The right model for most tasks is not the smartest one. It's the cheapest one that doesn't fail.

Top comments (2)

PEACEBINFLOW • Apr 23

This resonates. There's something quietly humbling about realizing you've been using a scalpel to spread butter.

The part that stuck with me isn't the caching or the prompt trimming—though both are solid—it's the psychological layer of it. We default to the "best" model not because we've evaluated the task, but because using the flagship feels like we're doing better work. There's a weird, subconscious prestige tied to picking GPT-4o or Sonnet, even when the output is functionally identical. It's like driving a sports car to check the mail.

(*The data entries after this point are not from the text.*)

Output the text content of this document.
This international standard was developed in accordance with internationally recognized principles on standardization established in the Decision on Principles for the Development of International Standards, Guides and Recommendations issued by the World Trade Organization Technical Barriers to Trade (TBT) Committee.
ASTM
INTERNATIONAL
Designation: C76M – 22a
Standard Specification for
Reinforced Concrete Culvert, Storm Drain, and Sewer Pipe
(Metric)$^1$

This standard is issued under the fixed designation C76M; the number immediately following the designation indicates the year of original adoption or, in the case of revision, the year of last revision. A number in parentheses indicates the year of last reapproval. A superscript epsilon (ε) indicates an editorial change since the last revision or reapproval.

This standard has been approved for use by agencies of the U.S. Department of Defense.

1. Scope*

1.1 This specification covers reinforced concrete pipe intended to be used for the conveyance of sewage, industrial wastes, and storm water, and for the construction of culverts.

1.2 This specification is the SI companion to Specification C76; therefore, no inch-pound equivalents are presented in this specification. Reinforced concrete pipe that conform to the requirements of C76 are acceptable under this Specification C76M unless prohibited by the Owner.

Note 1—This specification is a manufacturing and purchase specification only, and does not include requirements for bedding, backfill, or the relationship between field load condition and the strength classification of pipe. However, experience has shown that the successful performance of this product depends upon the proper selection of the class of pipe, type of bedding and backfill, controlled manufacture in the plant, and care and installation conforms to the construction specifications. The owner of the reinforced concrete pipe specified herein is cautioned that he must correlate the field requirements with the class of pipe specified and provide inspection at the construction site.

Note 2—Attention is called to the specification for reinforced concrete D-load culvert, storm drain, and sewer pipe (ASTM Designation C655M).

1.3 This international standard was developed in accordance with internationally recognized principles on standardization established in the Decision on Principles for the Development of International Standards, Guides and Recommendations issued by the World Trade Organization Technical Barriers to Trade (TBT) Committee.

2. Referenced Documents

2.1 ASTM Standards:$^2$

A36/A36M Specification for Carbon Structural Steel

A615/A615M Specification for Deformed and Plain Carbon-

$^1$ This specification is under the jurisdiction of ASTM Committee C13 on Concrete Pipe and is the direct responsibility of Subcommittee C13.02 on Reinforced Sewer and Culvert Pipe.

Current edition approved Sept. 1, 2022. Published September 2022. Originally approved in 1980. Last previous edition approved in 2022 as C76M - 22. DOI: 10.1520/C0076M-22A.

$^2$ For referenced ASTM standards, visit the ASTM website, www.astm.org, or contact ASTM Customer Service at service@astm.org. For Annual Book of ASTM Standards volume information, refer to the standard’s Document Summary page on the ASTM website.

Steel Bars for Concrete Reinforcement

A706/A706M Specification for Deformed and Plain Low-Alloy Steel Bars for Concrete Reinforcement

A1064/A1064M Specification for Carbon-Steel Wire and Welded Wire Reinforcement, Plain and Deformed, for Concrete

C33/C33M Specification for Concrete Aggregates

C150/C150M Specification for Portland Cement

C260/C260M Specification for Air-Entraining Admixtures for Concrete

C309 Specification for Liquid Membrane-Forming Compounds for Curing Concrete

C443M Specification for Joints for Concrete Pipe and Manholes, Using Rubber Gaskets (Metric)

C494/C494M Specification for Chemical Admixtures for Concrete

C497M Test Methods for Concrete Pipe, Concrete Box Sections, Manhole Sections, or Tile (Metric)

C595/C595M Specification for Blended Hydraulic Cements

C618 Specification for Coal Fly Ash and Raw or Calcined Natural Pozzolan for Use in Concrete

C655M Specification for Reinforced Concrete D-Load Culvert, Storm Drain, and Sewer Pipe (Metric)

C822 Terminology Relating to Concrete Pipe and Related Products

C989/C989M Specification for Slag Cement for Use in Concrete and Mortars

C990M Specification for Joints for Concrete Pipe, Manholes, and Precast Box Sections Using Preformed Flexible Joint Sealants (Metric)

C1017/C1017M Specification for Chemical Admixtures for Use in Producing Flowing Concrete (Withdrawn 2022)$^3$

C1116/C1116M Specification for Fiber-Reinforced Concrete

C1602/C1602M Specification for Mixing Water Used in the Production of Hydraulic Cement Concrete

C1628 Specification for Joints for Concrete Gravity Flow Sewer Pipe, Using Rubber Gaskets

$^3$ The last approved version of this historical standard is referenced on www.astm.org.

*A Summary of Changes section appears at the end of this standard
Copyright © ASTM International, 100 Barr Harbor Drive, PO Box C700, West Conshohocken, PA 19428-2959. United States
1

Your rule about "transform this text a little" is a good heuristic. It makes me wonder how many of my own API calls are just glorified sed commands with a polite voice attached. We've gotten so good at offloading thinking to the cloud that we forgot some things just need a blunt instrument, not a philosopher.

Curious—did you notice any change in your own writing or code once you stopped expecting the model to handle all the nuance? I found that when I switched to cheaper models, I started being more precise with my prompts because I couldn't lean on the model's raw intelligence to fill in my vague gaps. It was an accidental discipline.

Phillip Tori • Apr 23

Yeah this is exactly it. The accidental discipline part hits.

Once I stopped throwing everything at Sonnet I realized how much of my prompting was basically "here's a vibe, figure out what I mean." The flagship models were papering over my
own laziness. I'd write something ambiguous, the model would pick a reasonable interpretation, and I'd feel like it understood me. What actually happened was I got away with underspecifying. Cheaper models break that spell fast. When the reply is technically correct but obviously not what you meant, you sit there annoyed for a second before realizing the prompt could have meant three different things. That's a you problem, not a model problem.

The carryover into other writing was unexpected. I started catching the same vagueness in PR comments and in my own docs. When you've been forced to spell out exactly what "clean this up" means for a small model, you notice how often you're asking humans to do the same guessing.